Gündem KCK tutuklamaları.
Daha önce de yazdığım gibi, medyadaki bazı kalemlerin tarafgir tutumu Türkiye’de sorunları içinden çıkılmaz hale getiriyor.
Medya tutuklamalardaki bazı ‘saçmalıkları’ da kullanarak KCK operasyonunu gitgide içinden çıkılmaz hale getiriyor. Hatta getirdi bile.
KCK’nın PKK’nın şehirleri Kandil’e döndürme operasyonu olduğuna, gayri yasal işler yaptığına, tehditle bölge halkını sindirdiğine, mahkemeler kurup belediye başkanlarını yargıladığına, PKK’nın uzantısı olduğunda herkes ittifak ediyor.
Bu konuda, en tarafgir yazarın bile itirazını görmedim. Durum böyleyken bu tutuklamalara yoğun eleştiriler var.
Peki mesele böyleyken bu zorbalığa çözüm bulmak için tutuklama dışında nasıl bir yol izlenmeli? Gazetecilerin, aydınların, yazarların bu konudaki görüşü nedir? Ben merak ediyorum.
Tamam, devlet tutuklamaları yapmasın. Peki ne yapsın?
Öyle değil mi? Eğer tutuklamalar yanlışsa, bunun karşılığında KCK’nın bu yapıp ettiklerine devletin nasıl bir tutum takınması gerektiğini de söylemeniz gerekmiyor mu?
Halkın bir kesimine ‘zulüm eden’ bu yapıya devletin göz mü yumması lazım? Aydın sorumluluğu tarafsız bir tutumla bu soruya cevap aramayı gerektirmez mi?

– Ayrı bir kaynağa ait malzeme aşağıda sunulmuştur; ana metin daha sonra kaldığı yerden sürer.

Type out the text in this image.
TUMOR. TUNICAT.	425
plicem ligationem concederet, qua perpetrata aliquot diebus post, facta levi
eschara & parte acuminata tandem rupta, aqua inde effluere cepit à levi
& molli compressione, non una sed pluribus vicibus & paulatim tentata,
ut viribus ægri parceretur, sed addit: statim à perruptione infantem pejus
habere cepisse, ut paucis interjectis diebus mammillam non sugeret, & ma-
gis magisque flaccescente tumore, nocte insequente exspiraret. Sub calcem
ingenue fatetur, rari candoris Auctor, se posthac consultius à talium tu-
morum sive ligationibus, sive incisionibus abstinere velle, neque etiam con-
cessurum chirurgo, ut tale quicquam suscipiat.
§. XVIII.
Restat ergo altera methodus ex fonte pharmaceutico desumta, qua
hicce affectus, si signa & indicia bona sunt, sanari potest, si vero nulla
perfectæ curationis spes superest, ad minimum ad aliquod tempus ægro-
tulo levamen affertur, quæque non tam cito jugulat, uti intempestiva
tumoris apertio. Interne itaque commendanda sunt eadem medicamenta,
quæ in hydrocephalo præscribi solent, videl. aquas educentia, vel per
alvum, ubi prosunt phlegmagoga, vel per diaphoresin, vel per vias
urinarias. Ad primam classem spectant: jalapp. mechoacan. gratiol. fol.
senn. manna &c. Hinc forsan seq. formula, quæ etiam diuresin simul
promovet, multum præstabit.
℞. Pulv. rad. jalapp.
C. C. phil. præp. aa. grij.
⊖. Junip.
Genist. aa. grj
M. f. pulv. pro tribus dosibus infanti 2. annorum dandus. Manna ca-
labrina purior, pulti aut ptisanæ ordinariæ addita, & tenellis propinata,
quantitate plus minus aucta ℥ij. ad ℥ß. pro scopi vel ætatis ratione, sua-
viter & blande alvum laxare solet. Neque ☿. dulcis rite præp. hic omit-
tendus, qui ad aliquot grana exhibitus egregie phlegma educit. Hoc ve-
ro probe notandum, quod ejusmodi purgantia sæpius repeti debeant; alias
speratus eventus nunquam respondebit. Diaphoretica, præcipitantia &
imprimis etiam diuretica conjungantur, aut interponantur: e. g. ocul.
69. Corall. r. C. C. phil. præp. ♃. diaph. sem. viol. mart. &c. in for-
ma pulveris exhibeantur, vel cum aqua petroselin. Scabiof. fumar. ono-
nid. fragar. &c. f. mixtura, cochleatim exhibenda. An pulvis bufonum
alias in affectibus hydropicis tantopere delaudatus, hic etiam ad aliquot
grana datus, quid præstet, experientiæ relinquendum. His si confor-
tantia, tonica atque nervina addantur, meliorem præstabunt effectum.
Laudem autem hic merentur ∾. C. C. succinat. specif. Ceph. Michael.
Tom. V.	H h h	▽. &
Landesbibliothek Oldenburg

Evet, ben de KCK tutuklamalarının meseleyi gitgide daha da içinden çıkılmaz hale soktuğunu görüyorum. Fakat tutuklamalar olmazsa bu şehir eşkıyalığına nasıl bir yolla son verileceğini de bilmiyorum?
Peki bu tutuklamalara bu kadar kesin bir dille karşı olanların bir alternatif önerisi var mı?
Tamam, tutuklamaları yapanların zekalarından benim de şüphem yok değil.
Dikkat ediyorsanız, Ergenekon davasındakine benzer bir kırılma KCK tutuklamalarında da yaşanıyor.
Biliyorsunuz Ergenekon davası da Hanefi Avcı, Nedim Şener, Ahmet Şık gibi hiç kimsenin ikna olmadığı tutuklamalar yapılınca büyük destek kaybı yaşamış, toplumda bu davaya var olan inancı neredeyse tersine döndürmüştü
Şimdi aynı ‘cinayet’ KCK tutuklamalarında işleniyor. Anayasa komisyonundaki bir Profesörü tutuklamak, ancak KCK’nın taban bulmasına yardım eder. Öyle değil mi?
Ben yargıda olup bitenlere gerçekten şaşıyorum. Gerçekten aklım almıyor. Dikkat ediyorum, AK Parti’nin kendisine oy vermeyenler nezdindeki en büyük itibar kaybı hep yargı kararlarından kaynaklanıyor.
Öyle değil mi? Dikkat edin, AK Parti aleyhine oluşan olumsuz havanın çok büyük kısmı yargının aldığı ama vicdanları rahatsız eden kararlarından kaynaklanıyor.
Eminim hükümet de bu durumun farkında.
Şimdi aynı olumsuz hava KCK’daki herkesi rahatsız eden tutuklamalarda yaşanıyor.
Görünen ve açık olan birşey var ki bu yargı kararlarında AK Parti’nin etkisi yok
Peki kimin etkisi var?
Bir hanımefendinin Ayanasa komisyonundan çıkarılıp hapse atılması bir çok gazeteci gibi hükümeti de rahatsız ediyor. Bunu ben de görüyorum.
Peki durum böyleyken kim KCK tutuklamalarını yaparken Prof Esra Büşranlı’yı ve Ragıp Zarakl’u bu listeye dahil ederek hükümeti büyük bir açmazla karşı karşıya bırakıyor?
Sizce de olup bitenlerde bir tuhaflık yok mu?
Gerçekten ilginç bir dönemden geçiyoruz.
Yargının ‘hangi kafaya’ hizmet ettiği sorusuna ben bir türlü cevap bulamıyorum. İçinizde bu soruma cevap verecek kimse var mı?